Le président du Front national est arrivé en voiture vers 10h15 dans ce quartier réputé sensible de la région parisienne suivi par un autobus transportant des journalistes.
Dans la même cité, Nicolas Sarkozy, alors ministre de l'Intérieur, s'en était pris à la "racaille" avant les violences urbaines de l'automne 2005. Depuis, le président de l'UMP n'est pas retourné sur la dalle d'Argenteuil comme il l'avait envisagé.
"Je veux prouver que pour le Front national il n'y a pas de zone de non-droit", a dit Jean-Marie Le Pen à son arrivée.
Dans une déclaration lue sur la dalle d'Argenteuil, Jean-Marie Le Pen s'est adressé aux habitants, quelques dizaines de personnes surprises par son arrivée.
Il les a remerciés de lui avoir permis de s'exprimer "là où même pas notre ancien ministre de l'Intérieur n'ose se rendre".
S'adressant aux personnes issues de l'immigration, le candidat du FN les a assurées qu'elles étaient "les branches de l'arbre France".
"Vous êtes tous des Français à part entière", a-t-il dit.
"Si certains veulent vous karchériser pour vous exclure, nous voulons, nous, vous aider à sortir de ces ghettos de banlieue où les politiciens français vous ont parqués pour vous traiter de racaille par la suite", a-t-il lancé.
Depuis son appel aux "Français d'origine étrangère" à Valmy à l'automne dernier, Jean-Marie Le Pen tente de séduire l'électorat issu de l'immigration.
Même si, dans son programme, l'immigration reste la cause principale des problèmes de la France, le président du FN promet aux descendants d'immigrés la "préférence nationale."
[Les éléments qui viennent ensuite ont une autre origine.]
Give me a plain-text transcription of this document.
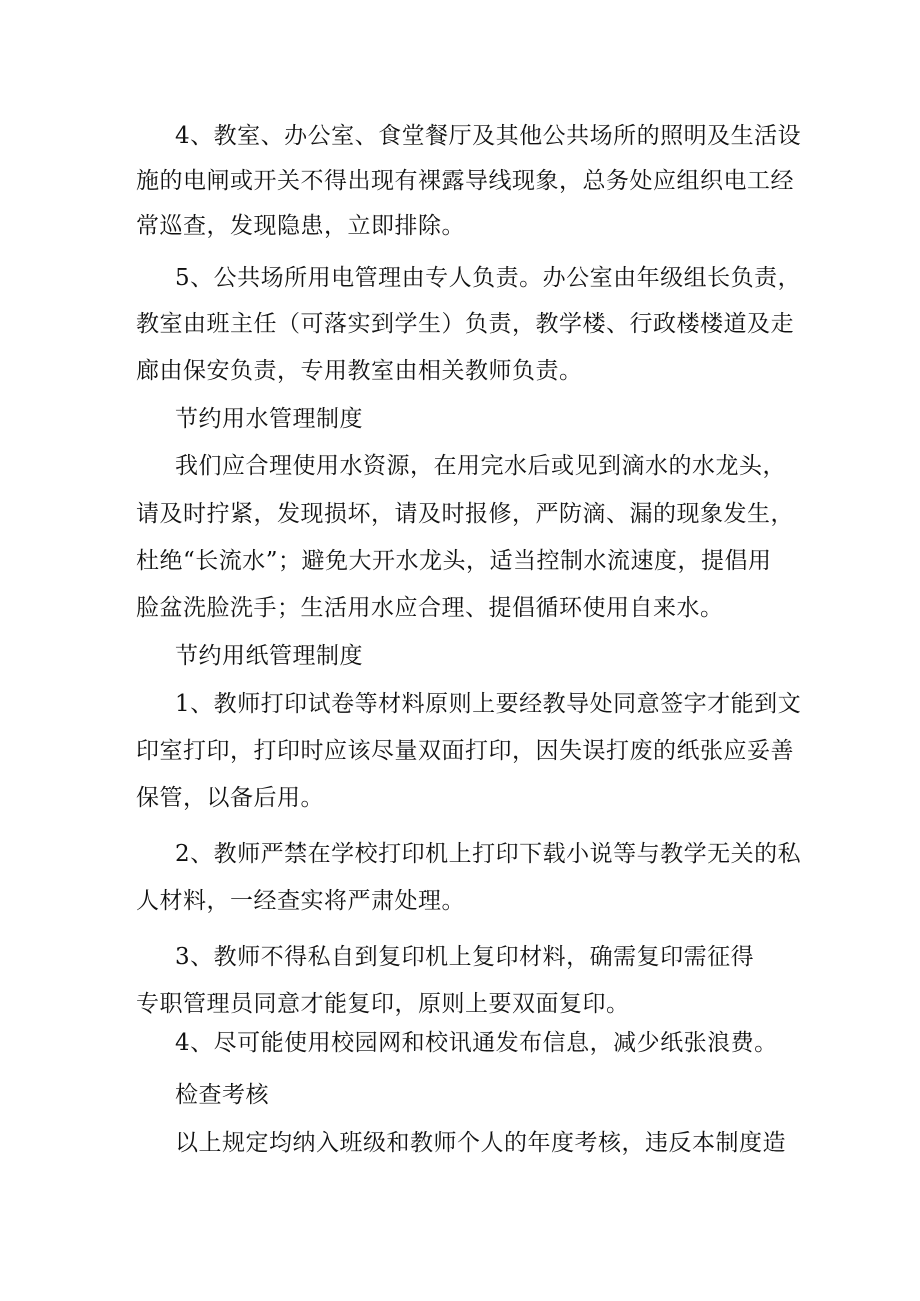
4、教室、办公室、食堂餐厅及其他公共场所的照明及生活设
施的电闸或开关不得出现有裸露导线现象，总务处应组织电工经
常巡查，发现隐患，立即排除。
5、公共场所用电管理由专人负责。办公室由年级组长负责，
教室由班主任（可落实到学生）负责，教学楼、行政楼楼道及走
廊由保安负责，专用教室由相关教师负责。
节约用水管理制度
我们应合理使用水资源，在用完水后或见到滴水的水龙头，
请及时拧紧，发现损坏，请及时报修，严防滴、漏的现象发生，
杜绝“长流水”；避免大开水龙头，适当控制水流速度，提倡用
脸盆洗脸洗手；生活用水应合理、提倡循环使用自来水。
节约用纸管理制度
1、教师打印试卷等材料原则上要经教导处同意签字才能到文
印室打印，打印时应该尽量双面打印，因失误打废的纸张应妥善
保管，以备后用。
2、教师严禁在学校打印机上打印下载小说等与教学无关的私
人材料，一经查实将严肃处理。
3、教师不得私自到复印机上复印材料，确需复印需征得
专职管理员同意才能复印，原则上要双面复印。
4、尽可能使用校园网和校讯通发布信息，减少纸张浪费。
检查考核
以上规定均纳入班级和教师个人的年度考核，违反本制度造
Des membres de l'entourage de Jean-Marie Le Pen, et notamment sa fille Marine, ont entrepris de dialoguer avec les habitants d'Argenteuil dont seuls une poignée ont crié "Le Pen va-t-en", les autres acceptant souvent la discussion.
"Je n'ai rien contre Le Pen, mais on veut des choses concrètes", a déclaré Mehdi, un jeune, qui se trouvait à l'arrivée du président du FN.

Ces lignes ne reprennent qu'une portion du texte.